Cam Johnson, after struggling most of the night, buried a game-tying 3-pointer with 2:18 remaining and the eventual game-winner with 45 seconds left. The latter was a second-chance bucket after Jokic rebounded a rare miss by Tim Hardaway Jr., who scored 21 points and was a plus-25 off the bench.
The recipe for near-disaster was fairly predictable. The Nuggets played lackadaisical 1-on-1 and pick-and-roll defense on the perimeter. Their rim protection was even worse, conceding 84 points in the paint. And they kicked the ball around offensively, allowing Utah to score more than 30 points off 14 turnovers. Nikola Jokic was responsible for seven himself, on the heels of an immaculate pair of passing games earlier this week.

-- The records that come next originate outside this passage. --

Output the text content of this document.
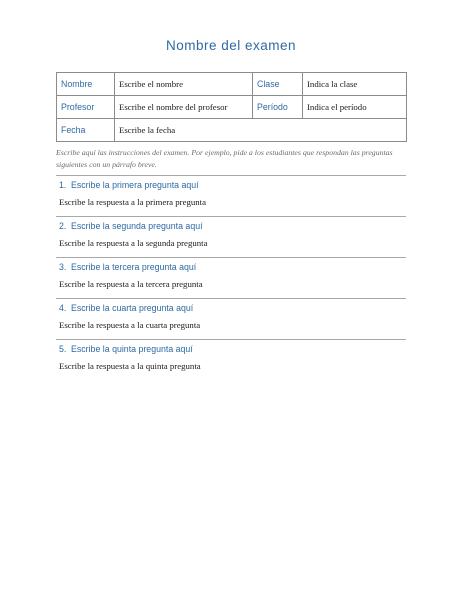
Nombre del examen
Nombre	Escribe el nombre	Clase	Indica la clase
Profesor	Escribe el nombre del profesor	Período	Indica el período
Fecha	Escribe la fecha		

Escribe aquí las instrucciones del examen. Por ejemplo, pide a los estudiantes que respondan las preguntas siguientes con un párrafo breve.

1. Escribe la primera pregunta aquí
Escribe la respuesta a la primera pregunta
2. Escribe la segunda pregunta aquí
Escribe la respuesta a la segunda pregunta
3. Escribe la tercera pregunta aquí
Escribe la respuesta a la tercera pregunta
4. Escribe la cuarta pregunta aquí
Escribe la respuesta a la cuarta pregunta
5. Escribe la quinta pregunta aquí
Escribe la respuesta a la quinta pregunta
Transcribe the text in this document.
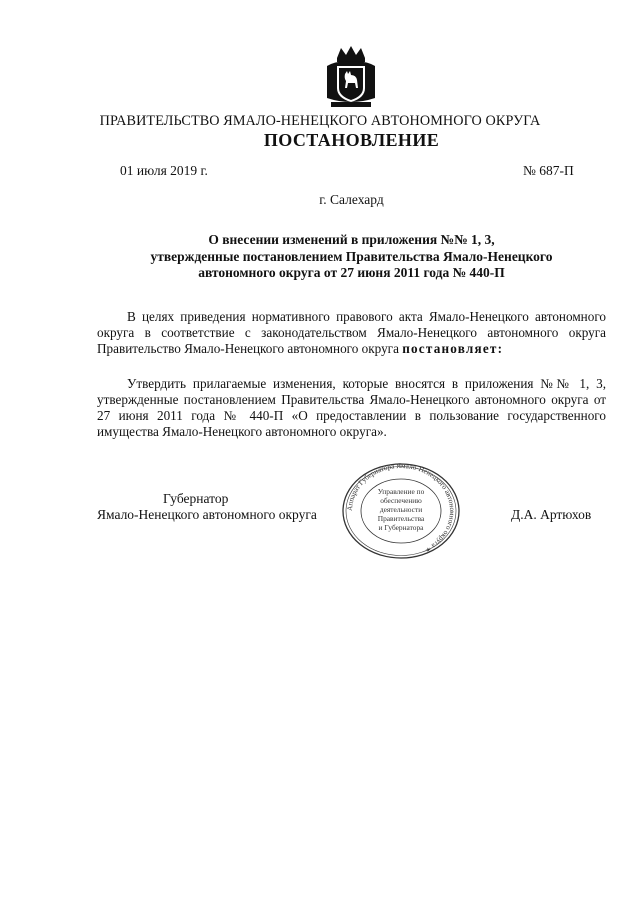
ПРАВИТЕЛЬСТВО ЯМАЛО-НЕНЕЦКОГО АВТОНОМНОГО ОКРУГА
ПОСТАНОВЛЕНИЕ
01 июля 2019 г.	№ 687-П
г. Салехард
О внесении изменений в приложения №№ 1, 3,
утвержденные постановлением Правительства Ямало-Ненецкого
автономного округа от 27 июня 2011 года № 440-П
В целях приведения нормативного правового акта Ямало-Ненецкого автономного округа в соответствие с законодательством Ямало-Ненецкого автономного округа Правительство Ямало-Ненецкого автономного округа постановляет:
Утвердить прилагаемые изменения, которые вносятся в приложения №№ 1, 3, утвержденные постановлением Правительства Ямало-Ненецкого автономного округа от 27 июня 2011 года № 440-П «О предоставлении в пользование государственного имущества Ямало-Ненецкого автономного округа».
Губернатор
Ямало-Ненецкого автономного округа	Д.А. Артюхов
Аппарат Губернатора Ямало-Ненецкого автономного округа ✶
Управление по
обеспечению
деятельности
Правительства
и Губернатора
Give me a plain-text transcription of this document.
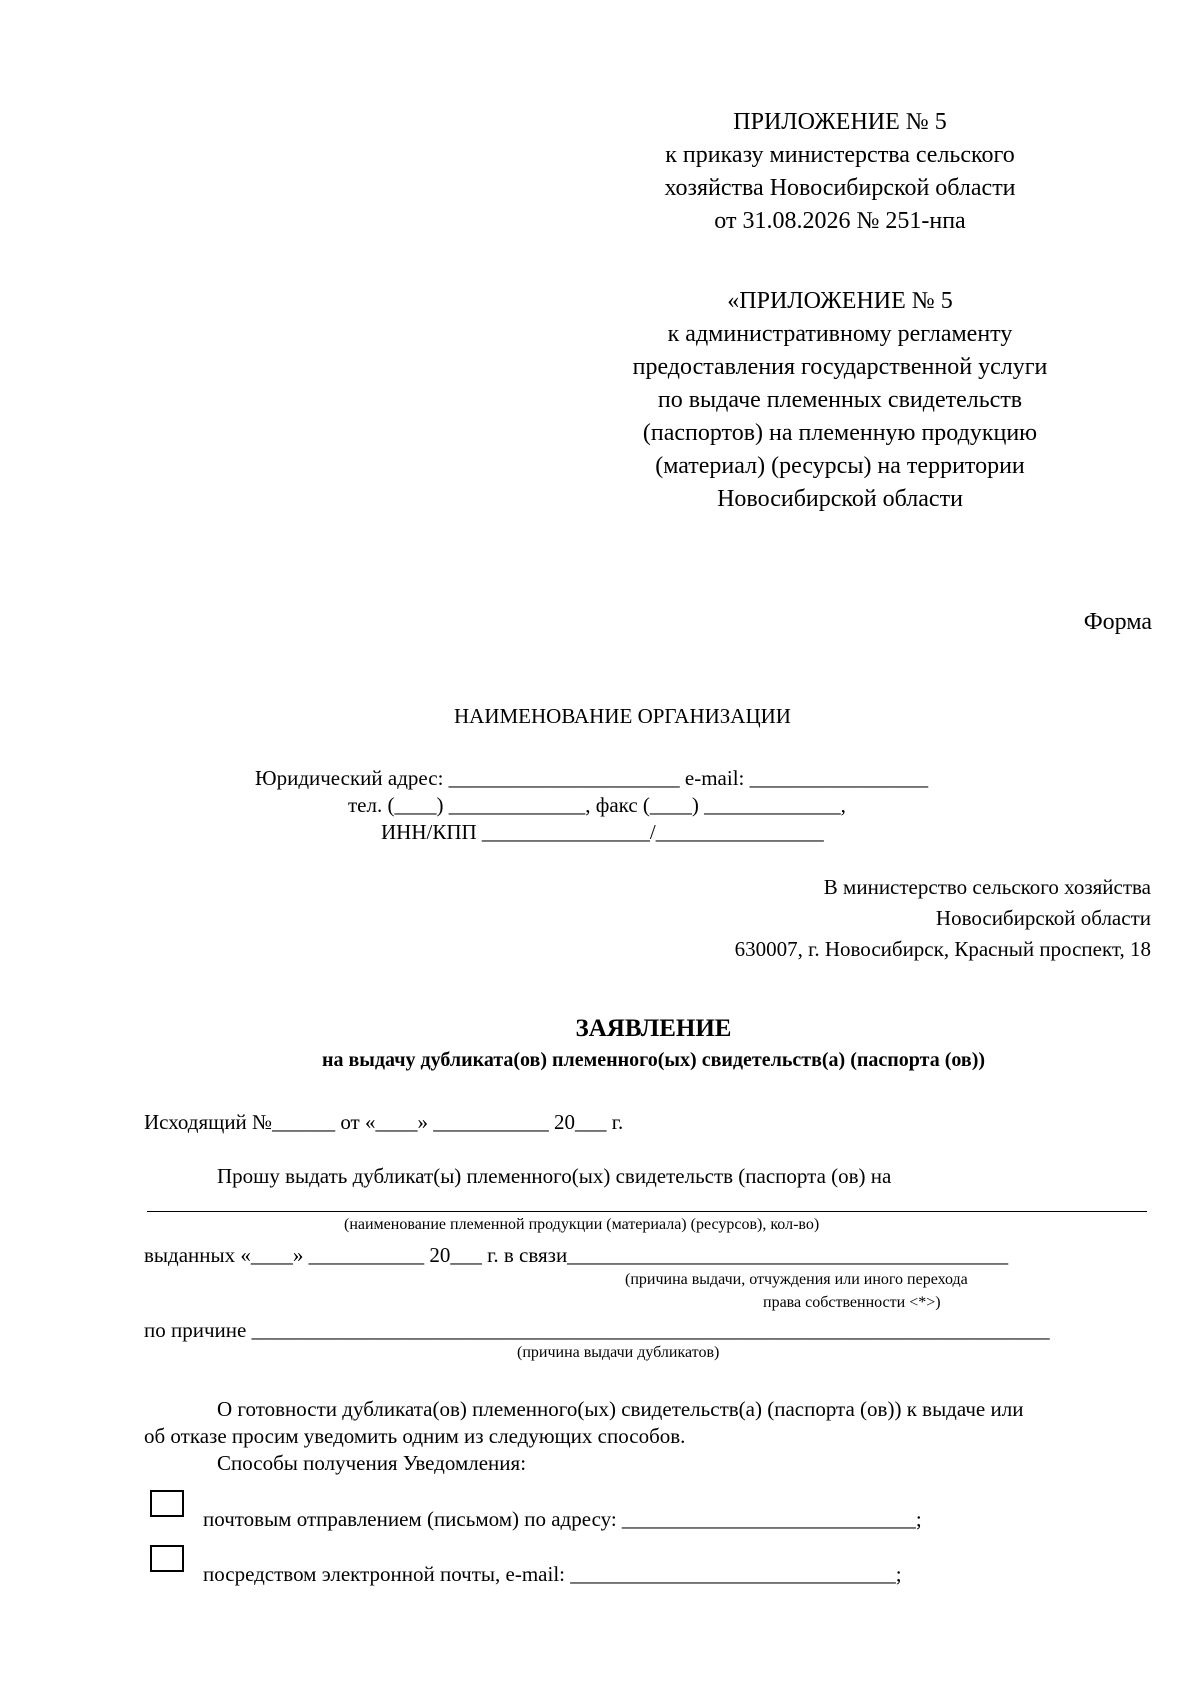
ПРИЛОЖЕНИЕ № 5
к приказу министерства сельского
хозяйства Новосибирской области
от 31.08.2026 № 251-нпа
«ПРИЛОЖЕНИЕ № 5
к административному регламенту
предоставления государственной услуги
по выдаче племенных свидетельств
(паспортов) на племенную продукцию
(материал) (ресурсы) на территории
Новосибирской области
Форма
НАИМЕНОВАНИЕ ОРГАНИЗАЦИИ
Юридический адрес: ______________________ e-mail: _________________
тел. (____) _____________, факс (____) _____________,
ИНН/КПП ________________/________________
В министерство сельского хозяйства
Новосибирской области
630007, г. Новосибирск, Красный проспект, 18
ЗАЯВЛЕНИЕ
на выдачу дубликата(ов) племенного(ых) свидетельств(а) (паспорта (ов))
Исходящий №______ от «____» ___________ 20___ г.
Прошу выдать дубликат(ы) племенного(ых) свидетельств (паспорта (ов) на
(наименование племенной продукции (материала) (ресурсов), кол-во)
выданных «____» ___________ 20___ г. в связи__________________________________________
(причина выдачи, отчуждения или иного перехода
права собственности <*>)
по причине ____________________________________________________________________________
(причина выдачи дубликатов)
О готовности дубликата(ов) племенного(ых) свидетельств(а) (паспорта (ов)) к выдаче или
об отказе просим уведомить одним из следующих способов.
Способы получения Уведомления:
почтовым отправлением (письмом) по адресу: ____________________________;
посредством электронной почты, e-mail: _______________________________;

Jokic still managed to compile 33 points, 15 rebounds and 12 assists. But his counterpart, Utah center Kyle Filipowski, scored a season-high 25 points to go with eight boards and five assists. Utah was unbothered by the absence of breakout star Keyonte George, in addition to Lauri Markkanen and Jaren Jackson Jr., both of whom are likely to miss the rest of the season. Colorado Buffs alum Cody Williams contributed 24 points for the Jazz.

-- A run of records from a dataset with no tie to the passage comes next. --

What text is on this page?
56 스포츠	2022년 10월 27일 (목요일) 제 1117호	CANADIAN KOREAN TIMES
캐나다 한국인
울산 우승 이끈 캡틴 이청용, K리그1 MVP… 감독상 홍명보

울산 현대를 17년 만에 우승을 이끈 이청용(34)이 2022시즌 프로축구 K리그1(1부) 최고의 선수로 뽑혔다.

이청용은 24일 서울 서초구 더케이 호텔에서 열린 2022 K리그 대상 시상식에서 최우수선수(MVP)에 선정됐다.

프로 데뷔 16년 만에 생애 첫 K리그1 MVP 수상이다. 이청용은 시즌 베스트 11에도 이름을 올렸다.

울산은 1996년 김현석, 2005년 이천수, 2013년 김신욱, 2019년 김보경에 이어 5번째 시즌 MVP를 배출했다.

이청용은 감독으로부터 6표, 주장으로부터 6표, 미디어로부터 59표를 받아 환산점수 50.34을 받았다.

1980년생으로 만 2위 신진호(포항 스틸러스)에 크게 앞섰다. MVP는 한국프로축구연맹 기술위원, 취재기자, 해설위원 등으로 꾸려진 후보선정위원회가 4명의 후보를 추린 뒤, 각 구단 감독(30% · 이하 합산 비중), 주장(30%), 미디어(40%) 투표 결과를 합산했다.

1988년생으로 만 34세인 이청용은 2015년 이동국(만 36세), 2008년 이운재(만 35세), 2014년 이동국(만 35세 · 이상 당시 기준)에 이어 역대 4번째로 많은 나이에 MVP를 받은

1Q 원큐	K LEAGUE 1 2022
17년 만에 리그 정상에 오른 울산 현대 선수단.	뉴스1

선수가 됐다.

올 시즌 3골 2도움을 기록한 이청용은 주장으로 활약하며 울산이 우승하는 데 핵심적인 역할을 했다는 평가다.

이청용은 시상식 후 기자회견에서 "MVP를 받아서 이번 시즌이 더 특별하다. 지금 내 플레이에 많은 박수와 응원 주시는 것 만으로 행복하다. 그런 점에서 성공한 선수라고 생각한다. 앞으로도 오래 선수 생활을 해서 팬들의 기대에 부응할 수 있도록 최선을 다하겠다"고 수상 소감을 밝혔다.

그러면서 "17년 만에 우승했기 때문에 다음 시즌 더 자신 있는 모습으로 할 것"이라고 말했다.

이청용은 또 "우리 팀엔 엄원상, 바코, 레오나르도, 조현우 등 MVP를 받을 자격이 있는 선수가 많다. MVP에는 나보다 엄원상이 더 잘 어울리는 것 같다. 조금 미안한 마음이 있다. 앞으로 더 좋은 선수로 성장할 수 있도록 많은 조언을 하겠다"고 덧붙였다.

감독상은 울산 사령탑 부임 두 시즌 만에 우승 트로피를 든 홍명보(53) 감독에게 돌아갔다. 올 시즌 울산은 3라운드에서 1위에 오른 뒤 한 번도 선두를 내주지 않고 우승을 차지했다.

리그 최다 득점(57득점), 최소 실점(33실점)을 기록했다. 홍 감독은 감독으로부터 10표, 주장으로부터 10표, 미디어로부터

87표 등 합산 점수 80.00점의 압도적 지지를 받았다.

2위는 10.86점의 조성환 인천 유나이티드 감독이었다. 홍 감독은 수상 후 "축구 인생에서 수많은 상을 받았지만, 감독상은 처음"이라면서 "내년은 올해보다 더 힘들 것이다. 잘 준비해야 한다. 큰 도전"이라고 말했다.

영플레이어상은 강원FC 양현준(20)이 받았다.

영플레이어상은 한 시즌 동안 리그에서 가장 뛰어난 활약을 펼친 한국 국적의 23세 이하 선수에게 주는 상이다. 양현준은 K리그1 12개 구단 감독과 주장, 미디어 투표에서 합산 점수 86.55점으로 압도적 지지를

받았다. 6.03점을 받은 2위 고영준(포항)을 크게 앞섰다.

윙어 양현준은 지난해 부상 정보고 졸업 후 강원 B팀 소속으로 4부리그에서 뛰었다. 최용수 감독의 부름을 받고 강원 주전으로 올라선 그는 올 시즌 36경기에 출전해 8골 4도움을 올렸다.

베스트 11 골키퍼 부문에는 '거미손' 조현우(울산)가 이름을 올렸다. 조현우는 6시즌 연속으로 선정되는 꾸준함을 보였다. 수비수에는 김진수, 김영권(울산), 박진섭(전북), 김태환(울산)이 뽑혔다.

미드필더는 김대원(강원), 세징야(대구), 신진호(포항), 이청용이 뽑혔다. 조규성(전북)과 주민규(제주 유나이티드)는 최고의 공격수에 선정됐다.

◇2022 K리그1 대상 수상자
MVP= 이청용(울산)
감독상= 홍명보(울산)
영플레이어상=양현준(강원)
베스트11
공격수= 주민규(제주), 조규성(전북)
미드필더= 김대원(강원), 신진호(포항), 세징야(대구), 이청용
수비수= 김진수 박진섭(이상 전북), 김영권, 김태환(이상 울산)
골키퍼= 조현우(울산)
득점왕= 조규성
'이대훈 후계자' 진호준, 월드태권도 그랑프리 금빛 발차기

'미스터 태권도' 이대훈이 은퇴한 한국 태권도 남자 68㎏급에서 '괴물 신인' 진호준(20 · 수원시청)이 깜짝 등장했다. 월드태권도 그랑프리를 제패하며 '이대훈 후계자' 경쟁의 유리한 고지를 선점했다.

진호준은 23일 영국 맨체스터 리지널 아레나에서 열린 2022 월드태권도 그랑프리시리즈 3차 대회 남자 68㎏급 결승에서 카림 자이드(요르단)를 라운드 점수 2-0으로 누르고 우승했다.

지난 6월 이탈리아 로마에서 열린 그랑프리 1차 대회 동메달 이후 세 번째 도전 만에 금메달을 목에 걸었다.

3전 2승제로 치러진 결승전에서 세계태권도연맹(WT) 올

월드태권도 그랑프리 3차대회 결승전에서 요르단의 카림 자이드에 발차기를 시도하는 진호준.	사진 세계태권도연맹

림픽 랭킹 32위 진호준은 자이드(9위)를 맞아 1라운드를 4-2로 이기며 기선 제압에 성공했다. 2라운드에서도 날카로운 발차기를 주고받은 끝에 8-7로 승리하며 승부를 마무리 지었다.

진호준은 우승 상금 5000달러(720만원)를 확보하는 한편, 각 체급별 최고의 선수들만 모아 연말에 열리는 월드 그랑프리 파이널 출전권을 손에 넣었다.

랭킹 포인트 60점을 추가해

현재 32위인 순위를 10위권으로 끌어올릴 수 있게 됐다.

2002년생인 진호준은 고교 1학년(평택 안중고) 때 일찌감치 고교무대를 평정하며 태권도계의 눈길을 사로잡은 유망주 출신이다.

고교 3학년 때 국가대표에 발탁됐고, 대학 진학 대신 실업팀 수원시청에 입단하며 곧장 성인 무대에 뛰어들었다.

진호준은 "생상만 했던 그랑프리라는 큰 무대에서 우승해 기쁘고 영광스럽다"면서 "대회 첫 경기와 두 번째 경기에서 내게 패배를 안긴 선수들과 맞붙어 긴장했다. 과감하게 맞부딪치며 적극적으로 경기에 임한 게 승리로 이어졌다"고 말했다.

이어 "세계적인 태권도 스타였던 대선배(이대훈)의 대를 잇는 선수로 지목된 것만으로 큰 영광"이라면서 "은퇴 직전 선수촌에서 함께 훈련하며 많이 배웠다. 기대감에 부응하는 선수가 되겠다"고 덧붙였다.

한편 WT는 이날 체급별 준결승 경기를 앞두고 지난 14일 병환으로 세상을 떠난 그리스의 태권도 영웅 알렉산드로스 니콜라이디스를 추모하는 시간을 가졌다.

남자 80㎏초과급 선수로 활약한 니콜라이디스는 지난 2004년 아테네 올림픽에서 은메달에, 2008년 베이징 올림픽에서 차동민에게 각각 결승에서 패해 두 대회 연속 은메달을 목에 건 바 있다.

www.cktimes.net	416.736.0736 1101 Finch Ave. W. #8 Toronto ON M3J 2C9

The Nuggets, meanwhile, were at full strength for only the second time since November; Aaron Gordon and Peyton Watson had traded nights off Tuesday and Wednesday, as the team didn’t want either of them to play both games of a back-to-back.
Gordon amassed 17 points and seven boards Friday, but Watson struggled in his 21 minutes. He committed four turnovers on a 2-for-10 shooting night. Hardaway was often Denver’s only source of hope off the bench. Desperate to will his team back into the game, the veteran guard knocked down a series of timely 3s throughout the second half.
The Nuggets (47-28) moved one game ahead of fifth-place Minnesota and two ahead of sixth-place Houston with the win, their fifth in a row.